Coty Inc. has released details of a new four-year restructuring initiative called Turnaround Plan, which the cosmetics company said is designed to drive substantial improvement in its Consumer Beauty division, while also further optimizing its Luxury and Professional Beauty arm. The company acknowledged its merger with Procter & Gamble was more complex than originally envisioned and that there was an “underestimation of the negative trends of the acquired business.”

As part of the plan, Coty will ramp up brand-building initiatives, introduce a new organizational structure and move its headquarters from New York to Amsterdam. To implement the turnaround, Coty expects to incur one-time cash costs of approximately $600 million spread over fiscal years 2020 to 2023, in addition to approximately $160 million connected to previous programs. With the completion of the plan, the company expects a writedown of approximately $3 billion, noting that it has agreed with its banks to amend its credit agreement, which will allow for the operational flexibility needed to reach its medium-term goals.

The Turnaround Plan will focus on three strategic pillars: rediscover growth, regain operational leadership and build a culture of pride and performance.

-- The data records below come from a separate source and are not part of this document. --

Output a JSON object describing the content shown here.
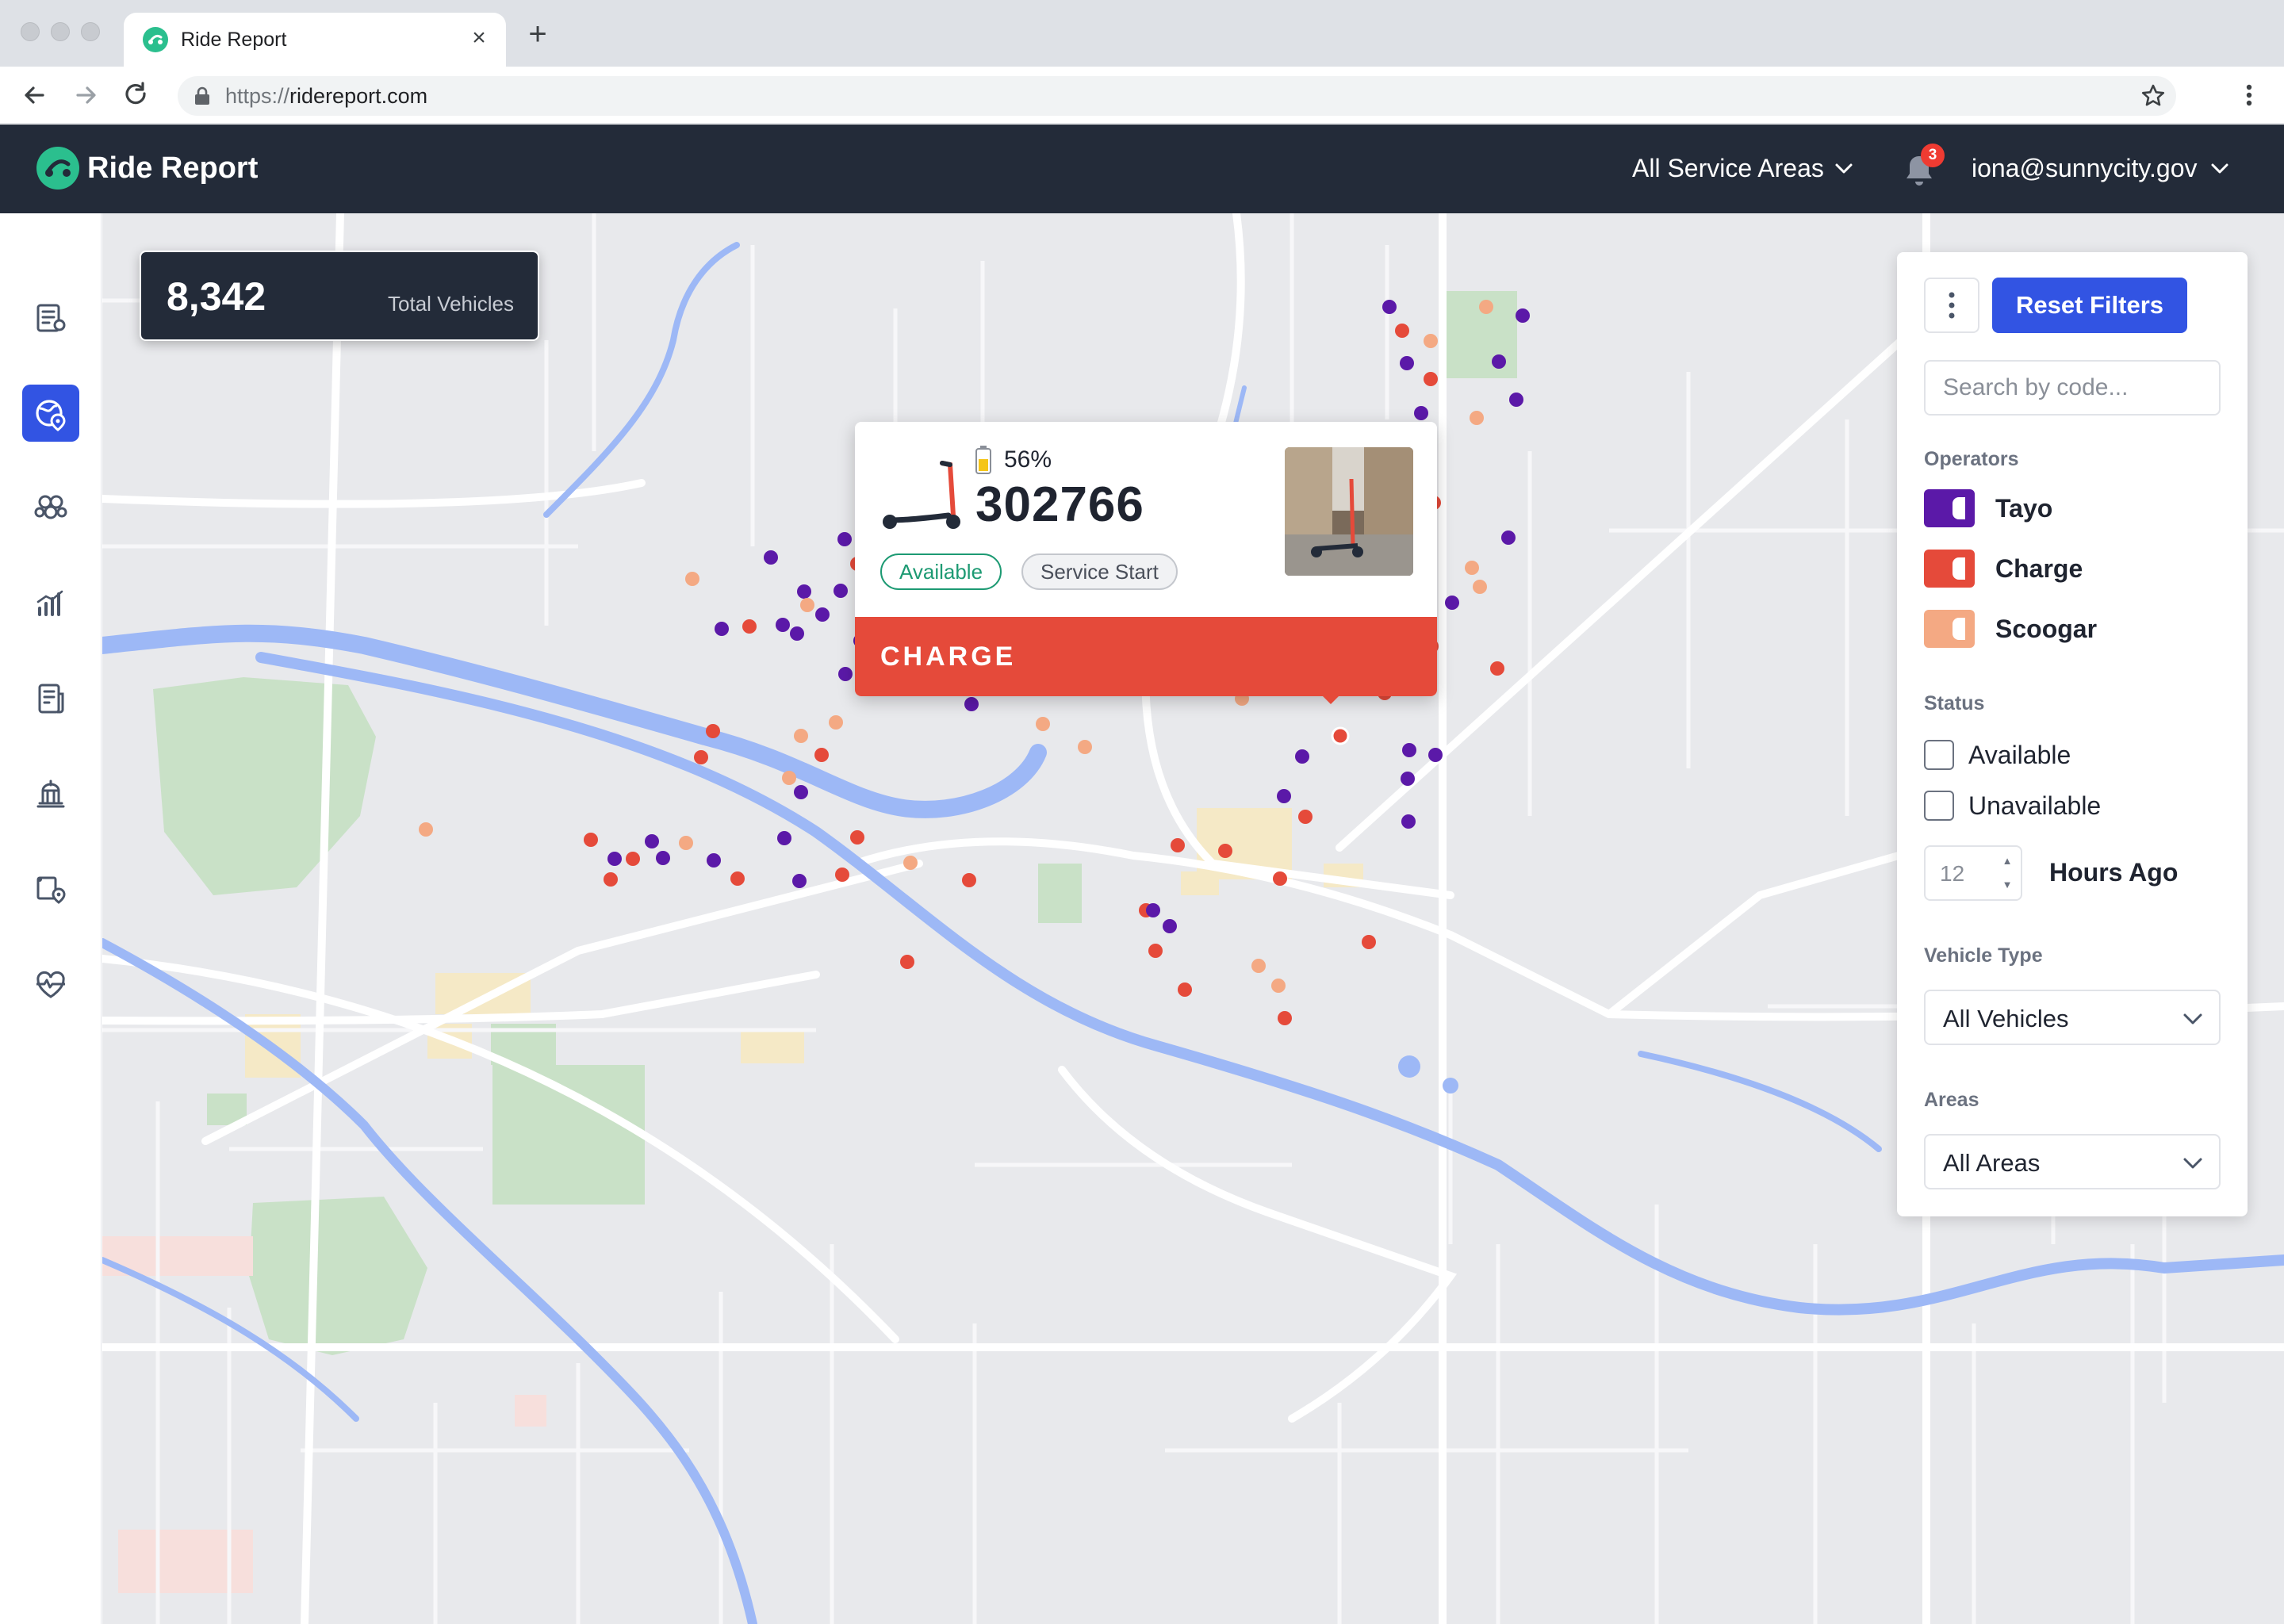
{
  "browser": {
    "tab_title": "Ride Report",
    "tab_close": "×",
    "new_tab": "+",
    "url_protocol": "https://",
    "url_host": "ridereport.com"
  },
  "app": {
    "brand": "Ride Report",
    "service_area": "All Service Areas",
    "notification_count": "3",
    "user_email": "iona@sunnycity.gov"
  },
  "sidebar": {
    "items": [
      {
        "icon": "trips-report-icon",
        "active": false
      },
      {
        "icon": "map-location-icon",
        "active": true
      },
      {
        "icon": "hexbin-icon",
        "active": false
      },
      {
        "icon": "bar-chart-icon",
        "active": false
      },
      {
        "icon": "document-report-icon",
        "active": false
      },
      {
        "icon": "city-hall-icon",
        "active": false
      },
      {
        "icon": "route-pin-icon",
        "active": false
      },
      {
        "icon": "health-pulse-icon",
        "active": false
      }
    ]
  },
  "summary": {
    "total_value": "8,342",
    "total_label": "Total Vehicles"
  },
  "popup": {
    "battery": "56%",
    "vehicle_id": "302766",
    "status_pill": "Available",
    "event_pill": "Service Start",
    "operator": "CHARGE"
  },
  "filters": {
    "reset_label": "Reset Filters",
    "search_placeholder": "Search by code...",
    "operators_label": "Operators",
    "operators": [
      {
        "name": "Tayo",
        "color": "#5b19a8"
      },
      {
        "name": "Charge",
        "color": "#e54a3a"
      },
      {
        "name": "Scoogar",
        "color": "#f4a983"
      }
    ],
    "status_label": "Status",
    "status_options": [
      "Available",
      "Unavailable"
    ],
    "hours_value": "12",
    "hours_label": "Hours Ago",
    "vehicle_type_label": "Vehicle Type",
    "vehicle_type_value": "All Vehicles",
    "areas_label": "Areas",
    "areas_value": "All Areas"
  },
  "colors": {
    "accent": "#3254e3",
    "header": "#232b39",
    "brand_green": "#2bbf8e",
    "tayo": "#5b19a8",
    "charge": "#e54a3a",
    "scoogar": "#f4a983",
    "available": "#1d9a73"
  }
}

“Rediscover growth” is focused on investing in brand building efforts behind priority brand-country combinations; improving shelf productivity with simplified product ranges; driving better mix management through improved portfolio structure, optimized promotional tactics and support of higher margin pillars; and, building an innovation pipeline to support expansion of category coverage, up-trading and margin accretion.

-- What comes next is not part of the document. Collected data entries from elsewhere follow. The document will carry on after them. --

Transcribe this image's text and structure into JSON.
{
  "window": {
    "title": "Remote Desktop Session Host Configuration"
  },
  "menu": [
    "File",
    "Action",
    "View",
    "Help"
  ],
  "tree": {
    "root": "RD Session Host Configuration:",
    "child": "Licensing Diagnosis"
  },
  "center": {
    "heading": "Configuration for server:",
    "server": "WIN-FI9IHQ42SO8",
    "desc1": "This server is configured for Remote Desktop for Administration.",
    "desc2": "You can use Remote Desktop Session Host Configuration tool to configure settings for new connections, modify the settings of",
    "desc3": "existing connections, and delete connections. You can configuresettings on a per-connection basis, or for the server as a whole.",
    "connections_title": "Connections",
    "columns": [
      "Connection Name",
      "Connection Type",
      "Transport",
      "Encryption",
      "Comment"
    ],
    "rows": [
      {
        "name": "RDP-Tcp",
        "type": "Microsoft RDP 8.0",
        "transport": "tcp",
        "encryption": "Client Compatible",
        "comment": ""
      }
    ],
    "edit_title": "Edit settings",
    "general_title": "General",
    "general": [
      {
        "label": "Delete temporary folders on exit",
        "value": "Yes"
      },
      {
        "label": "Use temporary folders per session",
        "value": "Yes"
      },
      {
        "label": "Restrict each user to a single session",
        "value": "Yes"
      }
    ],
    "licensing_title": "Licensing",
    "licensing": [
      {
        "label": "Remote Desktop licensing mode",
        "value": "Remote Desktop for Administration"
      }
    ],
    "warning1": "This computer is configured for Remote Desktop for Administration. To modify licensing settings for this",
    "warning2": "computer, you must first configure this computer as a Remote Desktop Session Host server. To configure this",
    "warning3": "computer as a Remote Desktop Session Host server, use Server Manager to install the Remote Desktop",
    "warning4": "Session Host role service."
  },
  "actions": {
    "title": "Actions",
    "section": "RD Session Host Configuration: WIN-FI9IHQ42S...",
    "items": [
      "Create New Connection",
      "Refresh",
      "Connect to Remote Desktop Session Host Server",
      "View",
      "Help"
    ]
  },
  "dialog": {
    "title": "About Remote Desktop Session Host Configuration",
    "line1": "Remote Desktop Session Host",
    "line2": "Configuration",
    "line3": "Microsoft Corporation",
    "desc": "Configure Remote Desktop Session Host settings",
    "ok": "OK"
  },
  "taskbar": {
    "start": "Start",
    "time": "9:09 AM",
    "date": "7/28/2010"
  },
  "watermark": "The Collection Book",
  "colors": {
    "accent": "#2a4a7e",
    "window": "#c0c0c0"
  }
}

“Regain operational leadership” involves improving portfolio structure and optimizing assortment, including improving the cost of goods sold; reducing inventory; and, lowering fixed costs with a leaner organizational structure focused on regional commercial teams in Europe, Middle East & Africa (EMEA), Americas & Asia Pacific, and brand marketing units for Luxury and Consumer Beauty. Professional Beauty will remain a distinct business unit due to its unique salon channel focus.

In connection with this new organization, the following changes to Coty’s Executive Committee will be effective by January 1, 2020:

  • Edgar Huber, currently President of Coty Luxury, will be appointed President of Americas & Asia Pacific
  • Gianni Pieraccioni, currently Chief Operating Officer, Consumer Beauty, will be appointed President of EMEA
  • Fiona Hughes, currently Chief Marketing Officer, Consumer Beauty, will be appointed President of Consumer Beauty Brands
  • Simona Cattaneo, currently Chief Marketing Officer, Coty Luxury, will be appointed President of Luxury Brands

All other members of the Executive Committee will remain in their current roles:

  • Pierre Laubies, Chief Executive Officer
  • Sophie Hanrot, Chief Human Resources Officer
  • Greer McMullen, Chief Legal Officer
  • Sylvie Moreau, President of Professional Beauty
  • Daniel Ramos, Chief Scientific Officer
  • Pierre-André Terisse, Chief Financial Officer
  • Luc Volatier, Chief Global Supply Officer.

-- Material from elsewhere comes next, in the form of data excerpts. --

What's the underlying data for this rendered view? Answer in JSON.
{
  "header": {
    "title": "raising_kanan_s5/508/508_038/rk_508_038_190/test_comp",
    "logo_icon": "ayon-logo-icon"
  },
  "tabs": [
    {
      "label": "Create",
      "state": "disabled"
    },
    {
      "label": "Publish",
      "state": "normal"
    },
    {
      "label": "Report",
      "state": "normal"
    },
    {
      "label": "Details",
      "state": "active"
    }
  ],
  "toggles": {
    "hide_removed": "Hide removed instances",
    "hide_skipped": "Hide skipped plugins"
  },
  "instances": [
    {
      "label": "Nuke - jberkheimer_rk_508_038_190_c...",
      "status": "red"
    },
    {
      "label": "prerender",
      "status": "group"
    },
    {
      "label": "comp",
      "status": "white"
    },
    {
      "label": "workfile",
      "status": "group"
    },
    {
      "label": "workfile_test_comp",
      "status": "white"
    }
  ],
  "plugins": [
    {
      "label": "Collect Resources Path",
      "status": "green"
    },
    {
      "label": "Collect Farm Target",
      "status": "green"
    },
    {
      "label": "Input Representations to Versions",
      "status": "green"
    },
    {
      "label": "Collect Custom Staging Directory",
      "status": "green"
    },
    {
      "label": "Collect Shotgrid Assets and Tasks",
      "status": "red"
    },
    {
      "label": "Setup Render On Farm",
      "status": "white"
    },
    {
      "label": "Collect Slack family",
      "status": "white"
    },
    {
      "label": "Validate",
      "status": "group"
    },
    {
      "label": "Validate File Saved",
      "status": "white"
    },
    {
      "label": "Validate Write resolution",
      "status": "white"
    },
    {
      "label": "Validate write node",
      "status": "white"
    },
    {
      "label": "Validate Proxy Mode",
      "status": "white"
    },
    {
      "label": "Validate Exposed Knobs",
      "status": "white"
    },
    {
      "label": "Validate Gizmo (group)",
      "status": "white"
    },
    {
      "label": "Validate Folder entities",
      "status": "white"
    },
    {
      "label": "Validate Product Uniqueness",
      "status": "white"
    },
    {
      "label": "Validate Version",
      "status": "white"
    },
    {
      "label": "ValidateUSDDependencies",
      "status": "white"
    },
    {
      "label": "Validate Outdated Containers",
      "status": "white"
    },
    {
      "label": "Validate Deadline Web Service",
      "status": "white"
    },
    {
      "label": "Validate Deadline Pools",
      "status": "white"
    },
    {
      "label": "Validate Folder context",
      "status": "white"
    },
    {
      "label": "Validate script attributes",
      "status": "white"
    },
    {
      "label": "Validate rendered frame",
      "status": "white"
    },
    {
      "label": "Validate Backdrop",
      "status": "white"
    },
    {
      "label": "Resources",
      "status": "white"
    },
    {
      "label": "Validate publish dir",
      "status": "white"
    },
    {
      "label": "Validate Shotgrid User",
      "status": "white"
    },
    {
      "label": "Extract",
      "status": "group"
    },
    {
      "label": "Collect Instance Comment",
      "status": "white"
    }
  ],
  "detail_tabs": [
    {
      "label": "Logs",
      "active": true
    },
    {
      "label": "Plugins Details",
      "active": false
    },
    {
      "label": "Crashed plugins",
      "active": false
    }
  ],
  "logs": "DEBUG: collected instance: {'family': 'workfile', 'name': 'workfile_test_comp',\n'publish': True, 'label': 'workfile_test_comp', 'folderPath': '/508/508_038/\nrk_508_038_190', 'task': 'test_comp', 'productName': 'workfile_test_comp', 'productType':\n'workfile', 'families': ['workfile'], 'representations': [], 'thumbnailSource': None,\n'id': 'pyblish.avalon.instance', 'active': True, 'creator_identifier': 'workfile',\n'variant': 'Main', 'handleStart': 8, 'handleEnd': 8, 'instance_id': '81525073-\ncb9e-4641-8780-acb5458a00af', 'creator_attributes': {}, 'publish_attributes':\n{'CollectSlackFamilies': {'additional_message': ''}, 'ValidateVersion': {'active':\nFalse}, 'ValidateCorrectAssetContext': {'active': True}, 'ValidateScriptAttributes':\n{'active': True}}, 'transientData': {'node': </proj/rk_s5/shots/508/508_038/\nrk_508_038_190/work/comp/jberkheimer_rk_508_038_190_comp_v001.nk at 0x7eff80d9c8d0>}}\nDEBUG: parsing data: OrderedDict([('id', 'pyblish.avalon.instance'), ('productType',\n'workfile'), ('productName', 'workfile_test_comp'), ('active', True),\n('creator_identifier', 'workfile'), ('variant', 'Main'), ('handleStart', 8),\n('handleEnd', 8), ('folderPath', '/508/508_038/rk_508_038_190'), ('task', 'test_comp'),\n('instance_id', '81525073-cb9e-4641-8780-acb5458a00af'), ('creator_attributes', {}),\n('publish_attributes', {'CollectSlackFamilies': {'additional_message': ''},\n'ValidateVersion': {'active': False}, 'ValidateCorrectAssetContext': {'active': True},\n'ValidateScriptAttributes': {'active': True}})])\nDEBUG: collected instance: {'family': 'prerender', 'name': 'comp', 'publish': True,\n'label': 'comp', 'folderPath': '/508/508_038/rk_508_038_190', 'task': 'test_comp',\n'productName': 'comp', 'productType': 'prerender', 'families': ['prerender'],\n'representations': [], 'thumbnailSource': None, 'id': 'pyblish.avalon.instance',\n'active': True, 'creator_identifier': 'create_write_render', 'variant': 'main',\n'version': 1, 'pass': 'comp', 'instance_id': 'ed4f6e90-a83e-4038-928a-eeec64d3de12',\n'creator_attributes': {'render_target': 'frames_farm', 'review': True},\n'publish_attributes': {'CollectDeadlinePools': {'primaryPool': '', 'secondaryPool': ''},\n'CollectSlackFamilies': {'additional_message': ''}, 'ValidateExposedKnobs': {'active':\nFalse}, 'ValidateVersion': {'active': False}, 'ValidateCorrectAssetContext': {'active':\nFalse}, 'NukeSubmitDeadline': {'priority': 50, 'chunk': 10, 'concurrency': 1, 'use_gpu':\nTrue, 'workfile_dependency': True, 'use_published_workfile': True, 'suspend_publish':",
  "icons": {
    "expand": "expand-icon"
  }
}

The “Build a culture of pride and performance” pillar will look to create a culture that balances discipline and creativity as well as fosters team spirit and engagement. To achieve this, as well as reduce geographic fragmentation and costs, Coty intends to create a centralized management headquarters in Amsterdam where most of Coty’s executive team and corporate functions are expected to be based. The company says Amsterdam was selected because it is a cost-efficient and tax stable location, conveniently located to Coty’s main markets and has a strong base of FMCG talent.

The new organization design is expected to be in effect by January 1, 2020. The full structure implementation and consolidation of management headquarters are expected to be completed by July 1, 2020, subject to legal processes where required by local regulations.